Les deux instances de la Communauté économique et monétaire de l’Afrique centrale (CEMAC) représentées respectivement par leurs secrétaires exécutif et permanent, le Dr Manuel-Nso Obiang Ada pour l’OCEAC et le colonel Michel Koua pour le CCPAC ont signé à cet effet mardi 14 décembre à Yaoundé, un accord de coopération en vue de mener ensemble ce combat.
Le texte prévoit, entre autres, les actions de formation entre les deux parties contractantes, de contrôle de la circulation des médicaments falsifiés dans la communauté, de partage des informations et des données.
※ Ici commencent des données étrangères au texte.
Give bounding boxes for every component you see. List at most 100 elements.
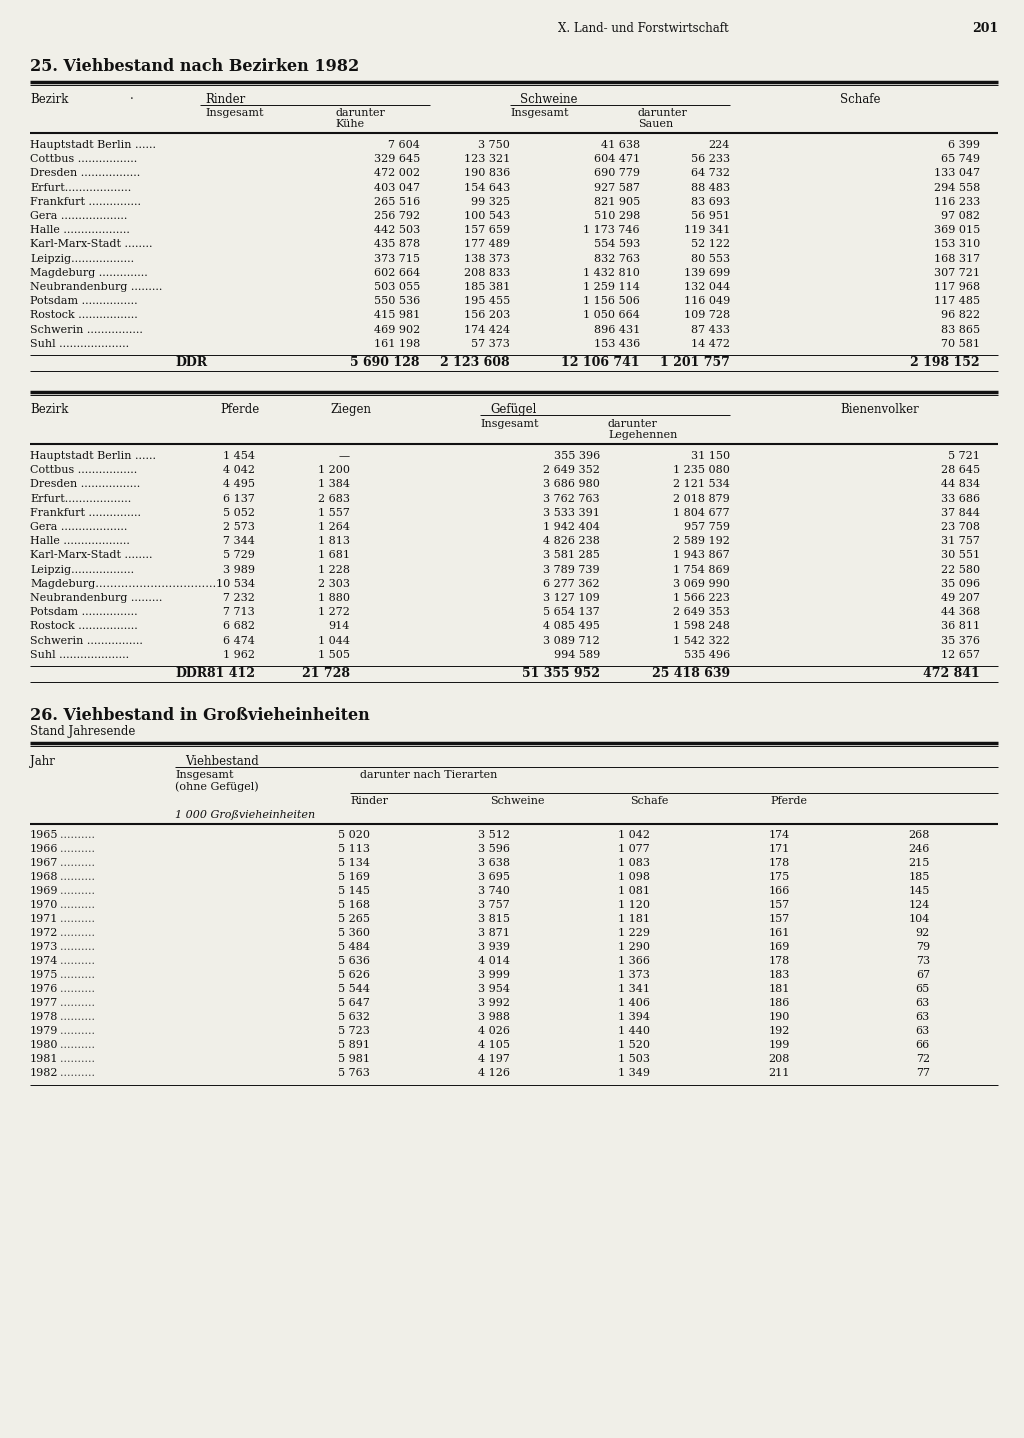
Text: 957 759: 957 759: [684, 522, 730, 532]
Text: 157 659: 157 659: [464, 226, 510, 236]
Text: Gefügel: Gefügel: [490, 403, 537, 416]
Text: Dresden .................: Dresden .................: [30, 479, 140, 489]
Text: ·: ·: [130, 93, 134, 106]
Text: 3 954: 3 954: [478, 984, 510, 994]
Text: 1 290: 1 290: [618, 942, 650, 952]
Text: 4 495: 4 495: [223, 479, 255, 489]
Text: Erfurt...................: Erfurt...................: [30, 493, 131, 503]
Text: 4 026: 4 026: [478, 1025, 510, 1035]
Text: 246: 246: [908, 844, 930, 854]
Text: Frankfurt ...............: Frankfurt ...............: [30, 197, 141, 207]
Text: 119 341: 119 341: [684, 226, 730, 236]
Text: 5 626: 5 626: [338, 971, 370, 981]
Text: ..........: ..........: [60, 915, 95, 925]
Text: 1 373: 1 373: [618, 971, 650, 981]
Text: Bezirk: Bezirk: [30, 403, 69, 416]
Text: 49 207: 49 207: [941, 592, 980, 603]
Text: 138 373: 138 373: [464, 253, 510, 263]
Text: 116 233: 116 233: [934, 197, 980, 207]
Text: 201: 201: [972, 22, 998, 35]
Text: 3 939: 3 939: [478, 942, 510, 952]
Text: 1 044: 1 044: [318, 636, 350, 646]
Text: DDR: DDR: [175, 667, 207, 680]
Text: 1968: 1968: [30, 871, 58, 881]
Text: 369 015: 369 015: [934, 226, 980, 236]
Text: 5 632: 5 632: [338, 1012, 370, 1022]
Text: Neubrandenburg .........: Neubrandenburg .........: [30, 592, 163, 603]
Text: 554 593: 554 593: [594, 239, 640, 249]
Text: 171: 171: [769, 844, 790, 854]
Text: 83 865: 83 865: [941, 325, 980, 335]
Text: 403 047: 403 047: [374, 183, 420, 193]
Text: 132 044: 132 044: [684, 282, 730, 292]
Text: 73: 73: [915, 956, 930, 966]
Text: 3 789 739: 3 789 739: [544, 565, 600, 575]
Text: 63: 63: [915, 998, 930, 1008]
Text: 1 228: 1 228: [318, 565, 350, 575]
Text: 1 542 322: 1 542 322: [673, 636, 730, 646]
Text: 1 406: 1 406: [618, 998, 650, 1008]
Text: Schafe: Schafe: [840, 93, 881, 106]
Text: 3 069 990: 3 069 990: [673, 580, 730, 588]
Text: 178: 178: [769, 956, 790, 966]
Text: Legehennen: Legehennen: [608, 430, 677, 440]
Text: 97 082: 97 082: [941, 211, 980, 221]
Text: 26. Viehbestand in Großvieheinheiten: 26. Viehbestand in Großvieheinheiten: [30, 707, 370, 723]
Text: 5 052: 5 052: [223, 508, 255, 518]
Text: 83 693: 83 693: [691, 197, 730, 207]
Text: 1969: 1969: [30, 886, 58, 896]
Text: 3 815: 3 815: [478, 915, 510, 925]
Text: 156 203: 156 203: [464, 311, 510, 321]
Text: 1 754 869: 1 754 869: [673, 565, 730, 575]
Text: 1981: 1981: [30, 1054, 58, 1064]
Text: 30 551: 30 551: [941, 551, 980, 561]
Text: ..........: ..........: [60, 830, 95, 840]
Text: 199: 199: [769, 1040, 790, 1050]
Text: 166: 166: [769, 886, 790, 896]
Text: 994 589: 994 589: [554, 650, 600, 660]
Text: 23 708: 23 708: [941, 522, 980, 532]
Text: 12 657: 12 657: [941, 650, 980, 660]
Text: Karl-Marx-Stadt ........: Karl-Marx-Stadt ........: [30, 239, 153, 249]
Text: 192: 192: [769, 1025, 790, 1035]
Text: 927 587: 927 587: [594, 183, 640, 193]
Text: 5 134: 5 134: [338, 858, 370, 869]
Text: 1982: 1982: [30, 1068, 58, 1078]
Text: 1 235 080: 1 235 080: [673, 466, 730, 475]
Text: 3 127 109: 3 127 109: [544, 592, 600, 603]
Text: Magdeburg……………………………: Magdeburg……………………………: [30, 580, 216, 588]
Text: 1 962: 1 962: [223, 650, 255, 660]
Text: 31 150: 31 150: [691, 452, 730, 462]
Text: 1 259 114: 1 259 114: [583, 282, 640, 292]
Text: 3 512: 3 512: [478, 830, 510, 840]
Text: 3 533 391: 3 533 391: [543, 508, 600, 518]
Text: 2 683: 2 683: [318, 493, 350, 503]
Text: 510 298: 510 298: [594, 211, 640, 221]
Text: 832 763: 832 763: [594, 253, 640, 263]
Text: 1 229: 1 229: [618, 928, 650, 938]
Text: 4 105: 4 105: [478, 1040, 510, 1050]
Text: 3 999: 3 999: [478, 971, 510, 981]
Text: 7 232: 7 232: [223, 592, 255, 603]
Text: ..........: ..........: [60, 942, 95, 952]
Text: 1977: 1977: [30, 998, 58, 1008]
Text: 169: 169: [769, 942, 790, 952]
Text: 1967: 1967: [30, 858, 58, 869]
Text: 535 496: 535 496: [684, 650, 730, 660]
Text: 5 484: 5 484: [338, 942, 370, 952]
Text: 185: 185: [908, 871, 930, 881]
Text: darunter nach Tierarten: darunter nach Tierarten: [360, 769, 498, 779]
Text: 63: 63: [915, 1025, 930, 1035]
Text: 65 749: 65 749: [941, 154, 980, 164]
Text: 1 943 867: 1 943 867: [673, 551, 730, 561]
Text: ..........: ..........: [60, 956, 95, 966]
Text: 1 598 248: 1 598 248: [673, 621, 730, 631]
Text: 41 638: 41 638: [601, 139, 640, 150]
Text: 215: 215: [908, 858, 930, 869]
Text: 2 018 879: 2 018 879: [673, 493, 730, 503]
Text: 104: 104: [908, 915, 930, 925]
Text: 1 264: 1 264: [318, 522, 350, 532]
Text: 35 096: 35 096: [941, 580, 980, 588]
Text: 6 277 362: 6 277 362: [544, 580, 600, 588]
Text: 1 050 664: 1 050 664: [583, 311, 640, 321]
L’OCEAC est appelée à contribuer avec son expertise technique aux activités de police et de répréhension menées par le CCPAC, dans le cadre de la lutte contre la criminalité pharmaceutique au sein de la CEMAC.
Le trafic de médicaments contrefaits représente une menace pour la santé de la population et la sécurité des Etats de l’Afrique centrale. C’est une activité illicite qui engrange des ressources financières importantes servant souvent à financer les activités terroristes. Les conséquences de ce phénomène à caractère mondial sont observées à la fois sur le plan sanitaire, économique et social.
L’accord signé entre l’OCEAC et le CCPAC permettra aux deux institutions de renforcer leur coopération et de mutualiser leurs efforts dans la lutte contre les médicaments falsifiés et leur trafic dans les pays de la Cémac. Il engage les deux parties à mobiliser les ressources humaines, financières et matérielles nécessaires à la réalisation des programmes conjoints d’activités selon les règles administratives, juridiques et financières définies de commun accord.